SL Green tapped one of Japan’s most renowned architects and designers, Shinichiro Ogata, to create the space, that Roji garden included. The result is one jewel box of a dining room in which an imposing 10-seat counter made out of warm cedar wood dominates the all-black-and-white space. Ogata and his team at his design studio Simplicity even handpicked the artwork featured throughout the restaurant, ranging from contemporary art installations to ancient Japanese artifacts.

3. The menu won’t be so traditional, too.

Sourcing is paramount here, and the team is focused on using the highest quality seasonal ingredients and premium fish flown in twice a week from Japan. Lin, whose wife is Japanese (he speaks it fluently) has amassed quite the Japanese fish industry network thanks to her — that, plus working at Masa and Ichimura at Brushstroke — and the team’s particularly excited to offer a rare deep sea fish not seen on too many menus called kinki.

Although the Jōji menu is rooted in traditional Japanese technique, the ingredients won’t necessarily follow suit. The team’s background could tell you as much: none of the chefs is Japanese. Ruan was born just outside of Shanghai, Lin in Fuzhou, and Cheng is from Hong Kong. All three have called New York home for decades (Ruan since he was 10 years old) and will pull from their various work experiences to tweak the omakase genre for Jōji.

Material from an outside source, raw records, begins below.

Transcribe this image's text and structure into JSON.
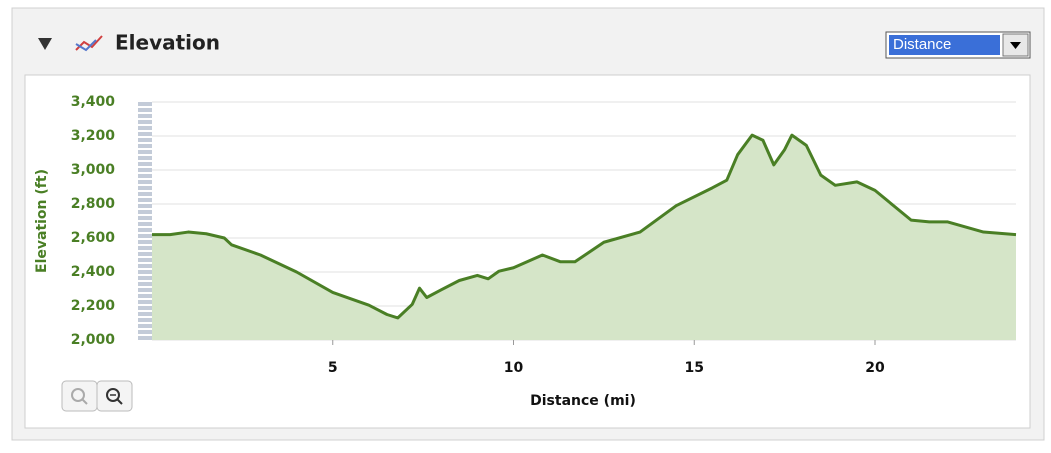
{
  "header": {
    "title": "Elevation"
  },
  "dropdown": {
    "selected": "Distance"
  },
  "chart_data": {
    "type": "area",
    "xlabel": "Distance (mi)",
    "ylabel": "Elevation (ft)",
    "x": [
      0,
      0.5,
      1,
      1.5,
      2,
      2.2,
      3,
      4,
      5,
      6,
      6.5,
      6.8,
      7.2,
      7.4,
      7.6,
      8,
      8.5,
      9,
      9.3,
      9.6,
      10,
      10.8,
      11.3,
      11.7,
      12.5,
      13.5,
      14.5,
      15.5,
      15.9,
      16.2,
      16.6,
      16.9,
      17.2,
      17.5,
      17.7,
      18.1,
      18.5,
      18.9,
      19.5,
      20,
      21,
      21.5,
      22,
      23,
      23.9
    ],
    "series": [
      {
        "color": "#4a7f25",
        "fill": "#d5e5c8",
        "values": [
          2620,
          2620,
          2635,
          2625,
          2600,
          2560,
          2500,
          2400,
          2280,
          2205,
          2150,
          2130,
          2210,
          2305,
          2250,
          2295,
          2350,
          2380,
          2360,
          2405,
          2425,
          2500,
          2460,
          2460,
          2575,
          2635,
          2790,
          2895,
          2940,
          3090,
          3205,
          3175,
          3030,
          3120,
          3205,
          3145,
          2970,
          2910,
          2930,
          2880,
          2705,
          2695,
          2695,
          2635,
          2620
        ]
      }
    ],
    "xlim": [
      0,
      23.9
    ],
    "ylim": [
      2000,
      3400
    ],
    "xticks": [
      5,
      10,
      15,
      20
    ],
    "yticks": [
      {
        "value": 2000,
        "label": "2,000"
      },
      {
        "value": 2200,
        "label": "2,200"
      },
      {
        "value": 2400,
        "label": "2,400"
      },
      {
        "value": 2600,
        "label": "2,600"
      },
      {
        "value": 2800,
        "label": "2,800"
      },
      {
        "value": 3000,
        "label": "3,000"
      },
      {
        "value": 3200,
        "label": "3,200"
      },
      {
        "value": 3400,
        "label": "3,400"
      }
    ],
    "grid": true
  }
}
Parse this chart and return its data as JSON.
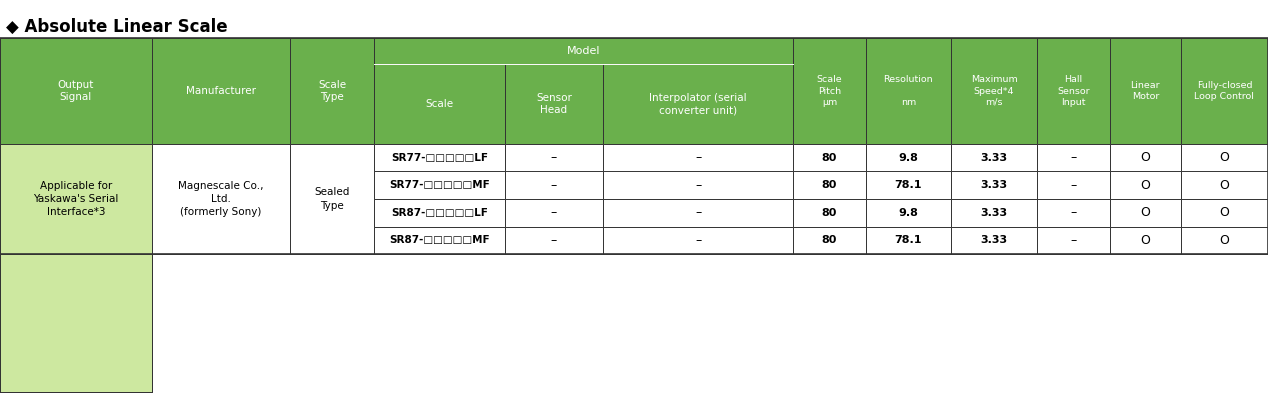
{
  "title": "◆ Absolute Linear Scale",
  "title_fontsize": 12,
  "header_bg": "#6ab04c",
  "header_text_color": "#ffffff",
  "data_bg": "#ffffff",
  "light_green_bg": "#cde8a0",
  "border_color": "#333333",
  "output_signal": "Applicable for\nYaskawa's Serial\nInterface*3",
  "manufacturer": "Magnescale Co.,\nLtd.\n(formerly Sony)",
  "scale_type": "Sealed\nType",
  "rows": [
    {
      "scale": "SR77-□□□□□LF",
      "sensor_head": "–",
      "interpolator": "–",
      "pitch": "80",
      "resolution": "9.8",
      "max_speed": "3.33",
      "hall": "–",
      "linear": "O",
      "fully_closed": "O"
    },
    {
      "scale": "SR77-□□□□□MF",
      "sensor_head": "–",
      "interpolator": "–",
      "pitch": "80",
      "resolution": "78.1",
      "max_speed": "3.33",
      "hall": "–",
      "linear": "O",
      "fully_closed": "O"
    },
    {
      "scale": "SR87-□□□□□LF",
      "sensor_head": "–",
      "interpolator": "–",
      "pitch": "80",
      "resolution": "9.8",
      "max_speed": "3.33",
      "hall": "–",
      "linear": "O",
      "fully_closed": "O"
    },
    {
      "scale": "SR87-□□□□□MF",
      "sensor_head": "–",
      "interpolator": "–",
      "pitch": "80",
      "resolution": "78.1",
      "max_speed": "3.33",
      "hall": "–",
      "linear": "O",
      "fully_closed": "O"
    }
  ],
  "header_labels": {
    "0": "Output\nSignal",
    "1": "Manufacturer",
    "2": "Scale\nType",
    "3": "Scale",
    "4": "Sensor\nHead",
    "5": "Interpolator (serial\nconverter unit)",
    "6": "Scale\nPitch\nμm",
    "7": "Resolution\n\nnm",
    "8": "Maximum\nSpeed*4\nm/s",
    "9": "Hall\nSensor\nInput",
    "10": "Linear\nMotor",
    "11": "Fully-closed\nLoop Control"
  },
  "fig_width": 12.68,
  "fig_height": 4.0,
  "dpi": 100
}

As such, you’ll find a tile fish appetizer accompanied by Sturgeon caviar and onion purée — a sauce you’d never see in traditional Japanese cooking, but pairs exceptionally well with the classic fish.

Chef Wayne Cheng preparing sushi at Jōji.
Chef Wayne Cheng preparing sushi at Jōji.

4. Service will be top-notch, no matter who (or where) you are.

Just as they’ve added their own twists to the food, the team is doing the same when it comes to service.

Any of Ruan’s regulars from Masa will tell you he takes incredible care of his guests, whether they came in on a weekly basis or once a year. Unlike other sushi chefs who like to play favorites, Ruan doesn’t subscribe to that philosophy.

Because the restaurant is so intimate, with just 10 seats at the counter and eight in a private dining room, each of the three chefs will personally oversee sushi service, with servers handling appetizers and beverages.

For repeat guests, they also plan to change up the menu with every new visit, so they may experience something new each time they dine.

5. Pro tip: Don’t skip the cocktails.

In addition to an extensive sake and wine list, the Jōji team has partnered with Takuma Watanabe, of Martiny’s and Angel’s Share fame, for cocktails. Cheng created the food menu for Martiny’s when it opened in April this year, and when Jōji was fine-tuning its drink program, Watanabe was more than happy to return the favor and help his long-time friend.

The collaboration will take the shape of four seasonally rotating cocktails — be sure to look for a shiitake old fashioned and the Umami-tini (with gin, ponzu, mirin, and tomato water) on the opening menu.

 

The Roji garden at Jōji.

 

Jōji is open Tuesday through Saturday for two dinner services a night at 5:30 and 8:30 p.m.